Today was my little girl’s first birthday! I truly can’t believe how big she’s gotten already. She’s climbing all over the furniture and can even say “mama”! I really couldn’t be any prouder. Ok, ok, so my “little girl” is a cat, but at least I get to keep my figure this way. All joking aside, she really does meow “mama” to her actual mother, Karen, and usually has to be lured off the furniture with the temptation of a treat. I guess it just feels like yesterday that she was litter-training herself and hiding under the bed from my mother. (Ok, so she still does this. Sorry Mom!)
To celebrate her big day, Alex and I will be enjoying a Jersey Subs dinner tonight while Grace opens her present and enjoys her special dinner. She and her mother would be wearing birthday hats if I didn’t think they’d slice me open while I sleep. (If any of you are surprised I’d go this far for a birthday, just wait until Christmas.) Even though I don’t have a “human” child, I’ll keep the kid theme going in today’s post.

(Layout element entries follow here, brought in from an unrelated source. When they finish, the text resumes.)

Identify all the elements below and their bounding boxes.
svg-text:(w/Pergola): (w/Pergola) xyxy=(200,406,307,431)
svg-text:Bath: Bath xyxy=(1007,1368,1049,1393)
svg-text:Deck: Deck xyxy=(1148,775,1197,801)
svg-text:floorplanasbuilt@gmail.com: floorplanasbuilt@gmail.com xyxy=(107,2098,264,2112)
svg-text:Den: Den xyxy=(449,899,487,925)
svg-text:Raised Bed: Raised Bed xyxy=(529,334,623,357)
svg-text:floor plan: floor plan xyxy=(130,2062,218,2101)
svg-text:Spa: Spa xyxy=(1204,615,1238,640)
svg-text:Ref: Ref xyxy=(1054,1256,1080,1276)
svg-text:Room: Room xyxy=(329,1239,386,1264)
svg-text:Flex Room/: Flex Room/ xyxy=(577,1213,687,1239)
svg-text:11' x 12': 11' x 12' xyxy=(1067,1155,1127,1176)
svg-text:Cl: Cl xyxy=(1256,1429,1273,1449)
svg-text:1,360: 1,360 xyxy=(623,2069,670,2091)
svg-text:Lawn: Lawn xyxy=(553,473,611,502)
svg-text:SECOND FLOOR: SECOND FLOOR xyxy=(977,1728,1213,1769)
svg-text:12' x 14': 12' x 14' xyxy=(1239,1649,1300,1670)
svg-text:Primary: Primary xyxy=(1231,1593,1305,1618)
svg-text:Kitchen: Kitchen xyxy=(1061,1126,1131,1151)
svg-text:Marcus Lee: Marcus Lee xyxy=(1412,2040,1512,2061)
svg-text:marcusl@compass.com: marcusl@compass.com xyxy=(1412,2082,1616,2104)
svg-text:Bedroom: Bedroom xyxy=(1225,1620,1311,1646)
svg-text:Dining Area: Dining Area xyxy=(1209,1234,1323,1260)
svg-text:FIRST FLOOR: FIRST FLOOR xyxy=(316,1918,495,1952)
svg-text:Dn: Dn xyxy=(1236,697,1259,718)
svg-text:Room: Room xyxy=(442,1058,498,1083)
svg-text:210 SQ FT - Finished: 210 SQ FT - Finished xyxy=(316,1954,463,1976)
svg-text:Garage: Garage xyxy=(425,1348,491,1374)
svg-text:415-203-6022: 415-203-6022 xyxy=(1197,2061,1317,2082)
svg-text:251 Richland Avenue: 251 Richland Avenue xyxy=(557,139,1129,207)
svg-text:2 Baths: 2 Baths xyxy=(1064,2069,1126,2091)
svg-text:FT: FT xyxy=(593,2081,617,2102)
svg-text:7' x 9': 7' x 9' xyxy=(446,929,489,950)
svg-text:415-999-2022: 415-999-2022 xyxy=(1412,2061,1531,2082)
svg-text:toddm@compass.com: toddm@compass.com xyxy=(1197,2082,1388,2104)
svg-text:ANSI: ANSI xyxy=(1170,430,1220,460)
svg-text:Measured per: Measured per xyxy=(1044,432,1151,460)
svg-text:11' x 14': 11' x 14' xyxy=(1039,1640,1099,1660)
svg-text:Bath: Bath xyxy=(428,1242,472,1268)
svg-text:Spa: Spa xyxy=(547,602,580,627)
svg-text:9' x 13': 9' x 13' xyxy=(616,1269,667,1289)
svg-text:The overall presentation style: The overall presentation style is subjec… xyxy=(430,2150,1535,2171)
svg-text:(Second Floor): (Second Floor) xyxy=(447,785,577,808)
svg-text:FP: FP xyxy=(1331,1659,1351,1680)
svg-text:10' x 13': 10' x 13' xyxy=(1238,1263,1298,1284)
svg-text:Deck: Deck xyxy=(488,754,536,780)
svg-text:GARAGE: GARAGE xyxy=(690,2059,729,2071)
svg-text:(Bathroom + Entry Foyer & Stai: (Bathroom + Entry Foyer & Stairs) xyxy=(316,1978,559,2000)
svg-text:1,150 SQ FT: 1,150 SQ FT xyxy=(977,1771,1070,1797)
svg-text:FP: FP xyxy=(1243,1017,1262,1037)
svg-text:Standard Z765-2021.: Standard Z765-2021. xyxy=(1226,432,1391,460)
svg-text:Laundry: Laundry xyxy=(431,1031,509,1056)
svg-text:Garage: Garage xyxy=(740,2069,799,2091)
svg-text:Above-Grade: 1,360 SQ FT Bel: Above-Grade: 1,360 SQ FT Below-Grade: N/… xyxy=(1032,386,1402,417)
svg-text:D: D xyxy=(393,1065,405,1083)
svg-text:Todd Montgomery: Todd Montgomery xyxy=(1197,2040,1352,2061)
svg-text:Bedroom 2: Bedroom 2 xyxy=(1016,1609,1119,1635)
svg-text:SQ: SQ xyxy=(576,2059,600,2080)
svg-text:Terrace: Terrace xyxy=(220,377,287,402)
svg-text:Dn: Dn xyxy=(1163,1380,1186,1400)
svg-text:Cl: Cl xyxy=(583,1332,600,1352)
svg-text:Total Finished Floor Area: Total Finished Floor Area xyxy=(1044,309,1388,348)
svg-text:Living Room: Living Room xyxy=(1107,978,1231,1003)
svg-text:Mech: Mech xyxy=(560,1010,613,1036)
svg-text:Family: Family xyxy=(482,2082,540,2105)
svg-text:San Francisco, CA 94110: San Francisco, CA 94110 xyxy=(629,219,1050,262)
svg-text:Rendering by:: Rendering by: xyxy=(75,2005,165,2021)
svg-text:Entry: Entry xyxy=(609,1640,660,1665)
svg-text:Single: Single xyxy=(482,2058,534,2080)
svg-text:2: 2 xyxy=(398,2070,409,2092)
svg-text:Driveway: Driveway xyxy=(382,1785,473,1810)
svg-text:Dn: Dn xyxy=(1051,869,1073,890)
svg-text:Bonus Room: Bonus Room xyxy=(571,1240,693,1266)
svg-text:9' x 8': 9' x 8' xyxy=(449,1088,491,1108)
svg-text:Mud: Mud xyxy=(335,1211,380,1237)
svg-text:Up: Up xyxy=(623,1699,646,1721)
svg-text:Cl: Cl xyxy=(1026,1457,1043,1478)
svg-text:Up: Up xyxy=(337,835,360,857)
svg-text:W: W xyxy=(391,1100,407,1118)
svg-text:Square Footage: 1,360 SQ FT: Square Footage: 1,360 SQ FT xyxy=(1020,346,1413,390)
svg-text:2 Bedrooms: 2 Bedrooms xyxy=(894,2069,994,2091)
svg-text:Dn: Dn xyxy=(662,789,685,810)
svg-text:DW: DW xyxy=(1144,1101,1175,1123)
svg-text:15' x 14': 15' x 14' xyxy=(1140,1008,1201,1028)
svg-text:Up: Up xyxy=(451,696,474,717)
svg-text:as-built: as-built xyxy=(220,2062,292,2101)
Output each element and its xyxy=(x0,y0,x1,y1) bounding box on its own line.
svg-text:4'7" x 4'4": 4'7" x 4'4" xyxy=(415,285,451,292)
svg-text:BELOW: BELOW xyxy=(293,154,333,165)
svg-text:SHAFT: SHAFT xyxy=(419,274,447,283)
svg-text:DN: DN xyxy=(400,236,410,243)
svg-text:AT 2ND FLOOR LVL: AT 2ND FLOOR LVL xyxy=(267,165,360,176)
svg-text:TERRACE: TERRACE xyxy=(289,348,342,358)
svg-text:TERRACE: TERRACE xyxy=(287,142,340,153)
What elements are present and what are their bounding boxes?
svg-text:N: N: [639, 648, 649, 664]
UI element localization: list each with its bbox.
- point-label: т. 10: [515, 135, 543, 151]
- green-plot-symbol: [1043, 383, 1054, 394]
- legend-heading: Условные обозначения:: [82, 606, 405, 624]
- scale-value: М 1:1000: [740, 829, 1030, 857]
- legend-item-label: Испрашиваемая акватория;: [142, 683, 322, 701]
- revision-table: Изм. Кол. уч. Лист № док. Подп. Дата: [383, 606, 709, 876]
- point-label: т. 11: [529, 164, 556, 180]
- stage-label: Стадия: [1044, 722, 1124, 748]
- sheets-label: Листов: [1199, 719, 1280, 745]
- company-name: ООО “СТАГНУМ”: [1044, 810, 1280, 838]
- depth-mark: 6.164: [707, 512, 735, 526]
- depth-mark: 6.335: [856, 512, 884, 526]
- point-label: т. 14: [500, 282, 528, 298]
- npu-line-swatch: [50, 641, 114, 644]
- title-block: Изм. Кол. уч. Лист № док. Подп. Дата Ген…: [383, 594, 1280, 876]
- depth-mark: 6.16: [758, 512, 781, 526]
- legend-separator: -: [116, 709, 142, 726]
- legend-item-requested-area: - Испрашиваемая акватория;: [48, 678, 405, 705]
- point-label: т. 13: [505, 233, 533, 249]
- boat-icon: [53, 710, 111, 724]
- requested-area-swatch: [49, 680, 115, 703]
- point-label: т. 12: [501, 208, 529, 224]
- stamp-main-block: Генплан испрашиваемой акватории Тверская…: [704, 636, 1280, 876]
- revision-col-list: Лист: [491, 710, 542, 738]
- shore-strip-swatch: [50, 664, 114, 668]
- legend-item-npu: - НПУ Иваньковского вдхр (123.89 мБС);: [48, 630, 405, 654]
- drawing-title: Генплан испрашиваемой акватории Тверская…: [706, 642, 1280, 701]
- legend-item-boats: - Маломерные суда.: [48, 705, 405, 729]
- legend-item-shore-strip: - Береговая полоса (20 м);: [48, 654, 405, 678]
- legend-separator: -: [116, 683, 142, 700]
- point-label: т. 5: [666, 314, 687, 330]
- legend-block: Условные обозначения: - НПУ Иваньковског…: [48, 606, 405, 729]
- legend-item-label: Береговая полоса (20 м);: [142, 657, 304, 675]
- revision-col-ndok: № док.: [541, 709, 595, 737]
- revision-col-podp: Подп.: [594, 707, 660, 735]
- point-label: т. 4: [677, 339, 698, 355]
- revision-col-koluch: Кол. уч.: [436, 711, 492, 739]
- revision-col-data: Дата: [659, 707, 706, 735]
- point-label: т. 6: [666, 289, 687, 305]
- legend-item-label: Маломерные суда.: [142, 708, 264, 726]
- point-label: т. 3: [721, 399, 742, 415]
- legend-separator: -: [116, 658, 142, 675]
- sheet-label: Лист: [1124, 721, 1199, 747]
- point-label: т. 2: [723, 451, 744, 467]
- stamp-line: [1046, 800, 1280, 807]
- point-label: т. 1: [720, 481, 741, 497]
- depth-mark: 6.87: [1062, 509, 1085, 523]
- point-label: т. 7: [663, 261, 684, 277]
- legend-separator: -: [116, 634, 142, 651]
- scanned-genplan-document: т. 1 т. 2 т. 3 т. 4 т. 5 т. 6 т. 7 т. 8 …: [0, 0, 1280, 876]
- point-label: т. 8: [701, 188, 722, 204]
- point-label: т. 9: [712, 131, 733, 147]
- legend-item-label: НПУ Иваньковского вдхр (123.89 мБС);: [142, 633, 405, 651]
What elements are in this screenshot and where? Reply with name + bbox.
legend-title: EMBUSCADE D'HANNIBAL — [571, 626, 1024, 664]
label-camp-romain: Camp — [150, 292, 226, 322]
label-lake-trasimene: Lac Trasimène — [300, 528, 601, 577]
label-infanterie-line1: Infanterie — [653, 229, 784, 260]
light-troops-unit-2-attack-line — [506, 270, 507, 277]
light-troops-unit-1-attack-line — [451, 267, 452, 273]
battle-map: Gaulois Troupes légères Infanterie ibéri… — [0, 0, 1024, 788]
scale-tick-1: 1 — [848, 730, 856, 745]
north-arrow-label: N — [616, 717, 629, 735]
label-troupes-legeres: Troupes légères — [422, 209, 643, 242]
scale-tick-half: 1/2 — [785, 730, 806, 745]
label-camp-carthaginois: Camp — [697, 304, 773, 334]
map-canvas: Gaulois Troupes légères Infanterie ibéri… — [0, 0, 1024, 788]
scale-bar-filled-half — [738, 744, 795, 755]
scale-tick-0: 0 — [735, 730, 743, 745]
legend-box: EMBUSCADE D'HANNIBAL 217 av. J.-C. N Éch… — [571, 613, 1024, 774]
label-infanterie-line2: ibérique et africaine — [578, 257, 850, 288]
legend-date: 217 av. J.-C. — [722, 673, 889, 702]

About a week ago, I was speaking with a coworker about his daughter. He said that she was always very responsible when it came to watching television and even asked him to change the channel (when she was too young to do it herself) when she saw something she knew she shouldn’t be watching. When I asked for an example, I was surprised to hear “Spongebob Squarepants” was off-limits. I asked him what the problem with that show was and he replied, “Have you ever met a child who watches that show and isn’t completely annoying?” I laughed, but had to admit, a part of that statement was true. Having watched it a few times, I did pick up on some of the more annoying habits the show promotes. (Truth be told, I couldn’t get past the starfish’s laugh.) Apparently, my coworker was right to keep his daughter away from shows like Spongebob, as recent studies have shown that some fast-paced cartoons can actually harm your child’s ability to concentrate.
According to a recent post on the CNN blog The Chart, Researchers from the University of Virginia showed 60 4-year olds a 9-minute chunk of what they call an “animated kitchen sponge” cartoon. The experts then tested the children’s memory and thinking skills and compared their scores to other youngsters, who had watched a slow-paced educational cartoon or drew pictures with crayons and markers.
But what this means for children long term is still an open question. Several other studies have found a link between heavy television viewing and problems with children’s attention spans, especially in young children, while others have not. Some researchers are concerned, however, because the ability to concentrate and not get distracted often shapes how well children do in school.
In fact, The American Academy of Pediatrics (AAP) recommends parents “limit children’s total media time (with entertainment media) to no more than 1 to 2 hours of quality programming per day” and “discourage television viewing for children younger than 2 years” entirely.
“The important take home message here is that the content of viewing actually matters. Many, many parents have rules about the quantity of programming their children watch but far fewer have restrictions on what they watch,” says Dr. Dimitri Christakis, director of the Center for Child Health, Behavior and Development at the University of Washington in Seattle and author of an editorial in Pediatrics.
So before you plop your kid in front of the television just so you can get some housework done, think about what this could mean for the brain development of your child. Instead of an hour of television, try 30 minutes of television followed by some other brain-stimulating activity or for the older kids, encourage reading. You’ll be glad you did in the long run!
Happy Birthday Grace! You’re such a good kitty!